By Matthew Rusling
WASHINGTON, Oct. 19 (Xinhua) -- European Union leaders on Thursday said they'd re-affirm the Iran nuke deal, despite U.S. President Donald Trump's refusal to recertify the accord. But if Washington pulls out, Iran said it would shred the deal. That leaves the deal in limbo, experts told Xinhua.
According to European press reports on Thursday, EU leaders will re-affirm that they are committed to the international accord of world powers.
That sits in sharp contrast to Trump's stance on the international agreement. Earlier this month, Trump failed to certify that Iran was playing by the rules stipulated in the international accord on Iran's nuclear program, and contended that the Islamic republic is in defiance of the agreement.
Trump has given Congress 60 days to decide whether to reinstate the sanctions on Iran that were lifted under the 2015 accord.
Trump's move neither scraps the deal not saves it, and there's a chance the international accord may remain intact. But the deal's future remains uncertain, and some believe it risks falling apart.
"The nuclear agreement is in danger of collapsing," Jim Phillips, senior Middle East research fellow at the Heritage Foundation, told Xinhua
"The Obama Administration promised too much and delivered too little," he said of the previous administration, which put together the deal.
"Then the Democrats in the Senate blocked debate on the merits of the deal and prevented a resolution of disapproval from being voted on, despite the fact that 58 of the 100 senators were opposed to it," he said.
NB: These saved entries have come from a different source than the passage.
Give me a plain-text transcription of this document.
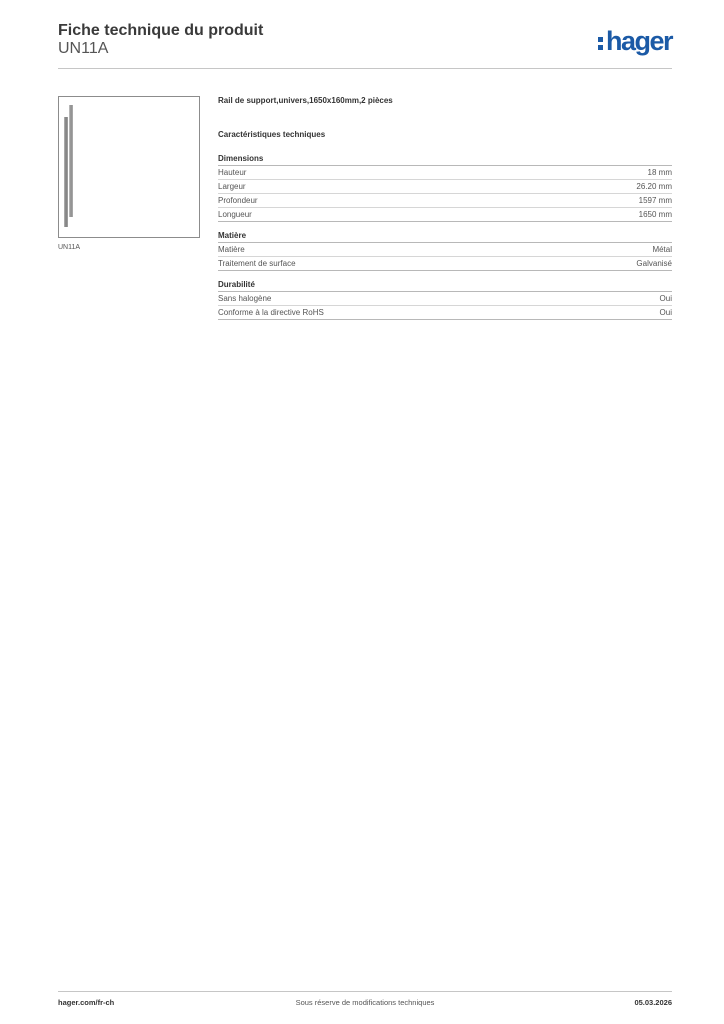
Fiche technique du produit
UN11A	hager
UN11A

Rail de support,univers,1650x160mm,2 pièces

Caractéristiques techniques

Dimensions

Hauteur	18 mm
Largeur	26.20 mm
Profondeur	1597 mm
Longueur	1650 mm

Matière

Matière	Métal
Traitement de surface	Galvanisé

Durabilité

Sans halogène	Oui
Conforme à la directive RoHS	Oui
Sous réserve de modifications techniques
hager.com/fr-ch	05.03.2026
Phillips' outlook for the deal's survival is dim.
"Congress is likely to re-impose sanctions, but if it doesn't, President Trump is likely to abrogate the nuclear agreement himself," Phillips said.
The deal, clinched in July 2015 between Iran and the six countries of Britain, China, France Russia and the United States, plus Germany, after a decade of negotiations, has seen Iran scale down nuclear projects in exchange for international sanctions easing.
Others do not necessarily forecast the death of the deal, but say there is much uncertainty on the horizon.
"The Iran deal is suffering a lot of duress right now. It is not clear how Trump will handle it because he has delegated the issue to Congress to handle," Brookings Institution Senior Fellow Darrell West told Xinhua.
"They could seek to impose new conditions, which would be very problematic for the European Union and Iran. Or legislators may be unable to agree, which could end up preserving the status quo," West said.
"For right now, it looks like there will be lots of uncertainty for a few months," West said.
Meanwhile, Thursday saw what experts said could become a war of words between the White House and Iran, as the Islamic Republic's Ayatollah in a speech called Trump "foul mouthed" and accused him a "pretending to be an idiot."
Experts said this may be the opening salvo of a war of words with Trump, as the U.S. president is known to make impetuous, off-the-cuff remarks, especially via social media platform Twitter.
Phillips said: "I think U.S.-Iran tensions are rising regardless of what happens with the nuclear deal."